Stephen Röttger sroettger@google.com wrote:
I do like us starting with just "mimmutable()", since it already exists. Particularly if chrome already knows how to use it.
Maybe add a flag field (require it to be zero initially) just to allow any future expansion. Maybe the chrome team has *wanted* to have some finer granularity thing and currently doesn't use mimmutable() in some case?
Yes, we do have a use case in Chrome to split the sealing into unmap and mprotect which will allow us to seal additional pages that we can't seal with pure mimmutable().
For example, we have pkey-tagged RWX memory that we want to seal. Since the memory is already RWX and the pkey controls write access, we don't care about permission changes but sometimes we do need to mprotect data only pages.
Let me try to decompose this statement.
This is clearly for the JIT. You can pivot between the a JIT generated code mapping being RW and RX (or X-only), the object will pivot between W or X to satisfy W^X policy for safety.
I think you are talking about a RWX MAP_ANON object.
Then you use pkey_alloc() to get a PKEY. pkey_mprotect() sets the PKEY on the region. I argue you can then make it entirely immutable / sealed.
Let's say it is fully immutable / sealed.
After which, you can change the in-processor PKU register (using pkey_set) to toggle the Write-Inhibit and eXecute-Inhibit bits on that key.
The immutable object has a dangerous RWX permission. But the specific PKEY making it either RX (or X-only) or RW depending upon your context. The mapping is never exposed as RWX. The PKU model reduces the permission access of the object below the immutable permission level.
The security depends on the PKEY WI/XI bits being difficult to control.
SADLY on x86, this is managed with a PKRU userland register which is changeble without any supervisor control -- yes, it seems quite dangerous. Changing it requires a complicated MSR dance. It is unfortunate that the pkey_set() library function is easily reachedable in the PLT via ROP methods. On non-x86 cpus that have similar functionality, the register is privileged, but operating supporting it generally change it and return immediately.
The problem you seem to have with fully locked mseal() in chrome seems to be here:
about permission changes but sometimes we do need to mprotect data only pages.

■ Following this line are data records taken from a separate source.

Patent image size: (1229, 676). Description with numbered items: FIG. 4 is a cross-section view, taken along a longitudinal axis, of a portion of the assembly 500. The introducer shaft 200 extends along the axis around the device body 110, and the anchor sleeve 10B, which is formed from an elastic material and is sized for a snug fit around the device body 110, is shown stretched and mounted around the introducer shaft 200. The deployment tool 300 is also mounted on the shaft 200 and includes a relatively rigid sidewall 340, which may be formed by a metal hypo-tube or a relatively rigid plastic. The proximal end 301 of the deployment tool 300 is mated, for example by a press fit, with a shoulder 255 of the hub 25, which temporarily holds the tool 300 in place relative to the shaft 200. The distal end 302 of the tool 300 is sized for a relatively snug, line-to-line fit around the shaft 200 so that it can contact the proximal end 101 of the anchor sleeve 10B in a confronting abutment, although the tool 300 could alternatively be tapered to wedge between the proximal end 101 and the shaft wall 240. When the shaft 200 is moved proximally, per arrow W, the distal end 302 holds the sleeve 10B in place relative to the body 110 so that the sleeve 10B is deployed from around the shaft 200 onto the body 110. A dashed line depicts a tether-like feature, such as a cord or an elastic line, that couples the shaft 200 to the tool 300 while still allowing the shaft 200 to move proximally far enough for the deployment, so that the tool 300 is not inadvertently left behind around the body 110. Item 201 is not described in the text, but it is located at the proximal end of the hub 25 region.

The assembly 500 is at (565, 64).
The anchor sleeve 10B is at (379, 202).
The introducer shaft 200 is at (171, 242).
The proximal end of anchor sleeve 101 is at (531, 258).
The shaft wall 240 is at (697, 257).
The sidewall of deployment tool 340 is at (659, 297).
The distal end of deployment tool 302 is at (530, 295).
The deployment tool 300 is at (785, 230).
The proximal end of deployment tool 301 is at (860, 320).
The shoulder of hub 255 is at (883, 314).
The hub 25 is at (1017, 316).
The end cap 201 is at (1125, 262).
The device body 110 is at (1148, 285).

Does that data have to be in the same region? Can your allocator not put the non-code pieces of the JIT elsewhere, with a different permission, fully immutable / msealed -- and perhaps even managed with a different PKEY if neccessary?
May that requires a huge rearchitecture. But isn't the root problem here that data and code are being handled in the same object with a shared permission model?
But the munmap sealing will provide protection against implicit changes of the pkey in this case which would happen if a page gets unmapped and another mapped in its place.
That primitive feels so weird, I have a difficult time believing it will remain unattackable in the long term.
But what if you could replace mprotect() with pkey_mprotect() upon a different key.. ?
--
A few more notes comparing what OpenBSD has done compared to Linux:
In OpenBSD, we do not have the pkey library. We have stolen one of the PKEY and use it for kernel support of xonly for kernel code and userland code. On x86 we recognize that userland can flip the permission by whacking the RPKU register -- which would make xonly code readable. (The chrome data you are trying to guard faces the same problem).
To prevent that, a majority of traps in the kernel (page faults, interrupts, etc) check if the PKRU register has been modified, and kill the process. It is statistically strong.
We are not making pkey available as a userland feature, but if we later do so we would still have 15 pkeys to play with. We would probably make the pkey_set() operation a system call, so the trap handler can also observe RPKU register modifications by the instruction.
Above, I mentioned pivoting between "RW or RX (or X-only)". On OpenBSD, chrome would be able to pivot between RW and X-only.
When it comes to Pkey utilization, we've ended up in a very different place than Linux.